The proposed legislation, which has made it out of the Senate committee, is up for a vote sometime this summer. The bill will expand the U.S. Food and Drug Administration’s oversight of the entire compounding supply chain and likely result in the closing of a number of small compounding pharmacies. Legislation like this, if passed by Congress, will raise the costs of compounding, of that there is no doubt. It always does.
Larger firms like Walgreen will benefit directly from these changes in a classic barrier to entry effect, further rolling up the revenue from prescription drug distribution to large chain pharmacies and away from independent ones.

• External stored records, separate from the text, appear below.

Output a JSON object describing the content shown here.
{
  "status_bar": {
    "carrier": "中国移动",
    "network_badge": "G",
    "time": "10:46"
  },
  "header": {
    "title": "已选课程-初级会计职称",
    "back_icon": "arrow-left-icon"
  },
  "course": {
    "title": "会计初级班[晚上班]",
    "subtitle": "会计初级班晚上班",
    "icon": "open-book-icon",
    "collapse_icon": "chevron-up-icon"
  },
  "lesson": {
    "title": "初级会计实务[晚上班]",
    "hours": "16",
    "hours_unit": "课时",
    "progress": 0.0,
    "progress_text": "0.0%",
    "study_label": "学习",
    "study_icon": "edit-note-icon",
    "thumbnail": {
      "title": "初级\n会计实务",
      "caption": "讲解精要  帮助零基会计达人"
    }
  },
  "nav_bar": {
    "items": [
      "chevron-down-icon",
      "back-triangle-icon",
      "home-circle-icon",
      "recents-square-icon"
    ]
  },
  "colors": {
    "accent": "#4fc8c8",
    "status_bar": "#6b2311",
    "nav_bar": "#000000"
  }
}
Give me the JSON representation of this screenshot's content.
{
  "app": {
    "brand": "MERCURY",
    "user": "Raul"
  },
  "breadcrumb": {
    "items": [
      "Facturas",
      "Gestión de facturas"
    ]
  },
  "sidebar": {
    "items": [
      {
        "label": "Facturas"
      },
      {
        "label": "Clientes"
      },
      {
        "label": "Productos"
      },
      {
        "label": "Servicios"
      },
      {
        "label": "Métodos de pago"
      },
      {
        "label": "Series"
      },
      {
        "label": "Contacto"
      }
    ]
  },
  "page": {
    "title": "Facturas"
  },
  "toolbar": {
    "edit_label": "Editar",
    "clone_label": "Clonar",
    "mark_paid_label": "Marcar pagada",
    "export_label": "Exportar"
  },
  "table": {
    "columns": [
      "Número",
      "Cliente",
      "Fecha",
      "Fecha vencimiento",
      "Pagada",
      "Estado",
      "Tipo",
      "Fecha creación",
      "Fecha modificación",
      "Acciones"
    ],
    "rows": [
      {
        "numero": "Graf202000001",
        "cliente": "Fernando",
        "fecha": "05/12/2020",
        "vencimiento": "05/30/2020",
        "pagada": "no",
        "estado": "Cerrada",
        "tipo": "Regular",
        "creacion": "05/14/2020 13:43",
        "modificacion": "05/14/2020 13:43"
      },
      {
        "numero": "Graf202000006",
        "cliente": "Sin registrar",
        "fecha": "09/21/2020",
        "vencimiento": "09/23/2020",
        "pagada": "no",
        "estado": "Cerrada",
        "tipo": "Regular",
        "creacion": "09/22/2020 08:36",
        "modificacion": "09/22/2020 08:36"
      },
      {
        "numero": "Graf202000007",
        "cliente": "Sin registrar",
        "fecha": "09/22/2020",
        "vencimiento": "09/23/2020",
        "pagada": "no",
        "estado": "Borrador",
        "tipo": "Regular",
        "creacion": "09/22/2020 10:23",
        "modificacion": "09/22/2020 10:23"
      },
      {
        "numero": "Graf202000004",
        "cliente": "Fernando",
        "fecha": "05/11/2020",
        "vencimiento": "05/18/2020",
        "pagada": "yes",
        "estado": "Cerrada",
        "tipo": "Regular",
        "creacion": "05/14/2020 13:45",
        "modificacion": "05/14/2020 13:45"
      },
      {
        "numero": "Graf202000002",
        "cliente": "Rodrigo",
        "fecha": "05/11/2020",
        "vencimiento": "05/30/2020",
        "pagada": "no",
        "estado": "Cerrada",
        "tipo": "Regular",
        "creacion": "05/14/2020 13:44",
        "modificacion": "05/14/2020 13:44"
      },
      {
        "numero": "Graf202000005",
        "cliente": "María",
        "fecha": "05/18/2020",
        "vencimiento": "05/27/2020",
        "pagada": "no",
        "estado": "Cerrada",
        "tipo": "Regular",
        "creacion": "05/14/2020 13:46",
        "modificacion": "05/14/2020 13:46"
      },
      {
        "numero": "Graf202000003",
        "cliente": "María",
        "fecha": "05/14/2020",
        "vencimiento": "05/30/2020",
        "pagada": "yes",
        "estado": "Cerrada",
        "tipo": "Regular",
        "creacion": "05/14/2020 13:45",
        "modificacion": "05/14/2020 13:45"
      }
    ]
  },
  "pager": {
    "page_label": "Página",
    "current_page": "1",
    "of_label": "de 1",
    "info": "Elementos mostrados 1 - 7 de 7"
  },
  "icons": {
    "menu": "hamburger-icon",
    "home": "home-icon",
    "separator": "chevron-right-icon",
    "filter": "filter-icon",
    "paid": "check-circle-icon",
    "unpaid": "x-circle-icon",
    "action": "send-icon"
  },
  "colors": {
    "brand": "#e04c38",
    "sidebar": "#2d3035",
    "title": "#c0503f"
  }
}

Between this scare over quality and the increased need for prescription chain-of-custody security for highly-demanded street drugs, it means that the pharmacy industry and especially independent pharmacies will have to specialize if they want to find opportunities for growth as the major chains move into more traditional roles of community or local pharmacies.
A small company like Assured Pharmacy (NASDAQOTH:APHY) has the right idea by providing a cradle-to-grave service for handling a patient’s prescription. It specializes in delivering chronic pain medications but is expanding its offerings into other self-administered and home-care pharmaceuticals. Assured’s business model is what is intriguing.
As a closed-door operation with its own inventory it works directly with the prescribing physician to pick up, fill and deliver the prescription to the patient without there being any chance of losing or altering the prescription.
The effect of this proposed legislation and other drug-oversight legislation at the state level will create all new niches for pharmacies to fill into and build client lists off of. For niches like these it makes more sense for the major players to partner with local service providers rather than compete directly with them. We see this drive to greater legislative oversight to continue, however and the risks associated with that for small firms like Assured are quite high.